Owner Abe Pollin, in his autumn years, finally has a team again that no longer embarrasses him. He finally has a team that is about basketball and not about which ones on the roster are three or four marijuana tokes over the line. He finally has a team that reflects in part the professionalism of Wes Unseld, who was the face of the franchise for nearly two generations.

So sometimes you do not know whether to hug the Wizards or deliver a swift kick to their rumps after a miserable performance. They mean well. They usually play hard. But sometimes they play as if they are distracted, and the postseason is no time to be distracted.

The postseason is about the leading players earning their money and building a reputation or starting a legend. The postseason is about the respective wills of teams. The postseason is about playing with the kind of passion that is humanly impossible in all 82 games because of a schedule that fatigues even the strongest.

Jordan, who leads the NBA in even-temperedness, indicted the Wizards on numerous counts after their wretched outing in Game 1 of their series with LeBron James. He had a right to be frustrated, even angry.

It is one thing to lose a playoff game. It is another to have a team going into the fetal position near the end of the first quarter and being unable to mount a genuine run.

The Wizards should be livid between now and Game 2 here tomorrow night, even if that is not part of their nature.

By now, they should be offended by all the NBA talking heads pointing out how soft and defensively challenged they are, as if the Cavaliers are a juggernaut on defense.

And they should distance themselves from the hype-enveloping James. He is human, after all, made of the same flesh and bone as everyone else.

James certainly was human one night in late February, when he was 7-for-21 from the field and missed 11 free throw attempts, as the visiting Wizards defeated the Cavaliers 102-94.
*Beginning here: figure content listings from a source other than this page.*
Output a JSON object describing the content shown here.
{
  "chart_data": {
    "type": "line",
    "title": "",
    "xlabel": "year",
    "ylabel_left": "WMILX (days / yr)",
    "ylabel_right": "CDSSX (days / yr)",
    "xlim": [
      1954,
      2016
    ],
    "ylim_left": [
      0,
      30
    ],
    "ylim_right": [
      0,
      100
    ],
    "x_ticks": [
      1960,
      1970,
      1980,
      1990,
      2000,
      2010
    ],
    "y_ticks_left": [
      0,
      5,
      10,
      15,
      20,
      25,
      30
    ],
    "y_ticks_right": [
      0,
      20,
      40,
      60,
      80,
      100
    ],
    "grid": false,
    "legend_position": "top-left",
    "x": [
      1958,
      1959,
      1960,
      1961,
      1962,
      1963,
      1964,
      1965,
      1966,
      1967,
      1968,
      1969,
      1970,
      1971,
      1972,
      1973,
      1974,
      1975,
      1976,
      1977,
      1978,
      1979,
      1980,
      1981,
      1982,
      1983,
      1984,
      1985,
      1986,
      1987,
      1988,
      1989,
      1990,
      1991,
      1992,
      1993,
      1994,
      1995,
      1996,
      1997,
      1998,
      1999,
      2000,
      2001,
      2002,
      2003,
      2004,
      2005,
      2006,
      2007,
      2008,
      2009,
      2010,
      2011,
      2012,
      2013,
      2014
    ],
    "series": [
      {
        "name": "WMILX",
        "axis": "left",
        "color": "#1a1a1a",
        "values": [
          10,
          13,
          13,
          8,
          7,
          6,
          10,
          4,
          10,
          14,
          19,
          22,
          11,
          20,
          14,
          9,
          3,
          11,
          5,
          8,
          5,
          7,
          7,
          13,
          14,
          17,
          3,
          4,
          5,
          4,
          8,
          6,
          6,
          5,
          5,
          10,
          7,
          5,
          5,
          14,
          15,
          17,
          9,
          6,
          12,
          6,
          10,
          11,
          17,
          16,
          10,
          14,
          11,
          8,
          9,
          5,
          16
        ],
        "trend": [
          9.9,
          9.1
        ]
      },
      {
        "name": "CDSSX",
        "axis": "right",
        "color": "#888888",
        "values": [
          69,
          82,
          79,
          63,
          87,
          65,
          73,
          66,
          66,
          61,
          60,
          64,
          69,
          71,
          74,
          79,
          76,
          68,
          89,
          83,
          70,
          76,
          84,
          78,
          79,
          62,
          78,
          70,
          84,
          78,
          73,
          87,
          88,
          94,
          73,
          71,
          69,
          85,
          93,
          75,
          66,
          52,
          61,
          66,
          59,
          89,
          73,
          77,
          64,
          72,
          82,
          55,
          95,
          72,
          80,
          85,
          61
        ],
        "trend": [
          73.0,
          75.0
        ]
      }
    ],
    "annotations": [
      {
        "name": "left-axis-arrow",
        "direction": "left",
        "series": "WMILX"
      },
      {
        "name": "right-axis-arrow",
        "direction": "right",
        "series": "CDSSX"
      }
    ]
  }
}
And the Wizards should understand, if they do not already, that they are being viewed as merely convenient props in the James love-in that borders on the pathological.

Difficult as it may be, Gilbert Arenas and Antawn Jamison, in particular, need to check their basic decency at the arena’s door the rest of the way and play with the sort of rage that was absent in Game 1.

All the Wizards need to ask themselves this: Are they willing to be useful actors in Nike’s campaign extolling James?

A massive billboard hanging within a stone’s throw of Quicken Loans Arena shows James in monster-jam pose with the words: “We are all witnesses.”

Please pass the air-sickness bag.

The Wizards also should be tiring of James’ bad-man facade after he makes a difficult shot.

That contrivance is too reminiscent of Chris Webber’s ugly-face pose.

Yet until the Wizards exercise their right to be committed participants in the postseason, they are part of the first one-player series ever in the NBA.

For now, this series is James vs. the ghost of Michael Jordan.

All James and Nike really want from the Wizards is someone to play the role of Craig Ehlo near the end of a game.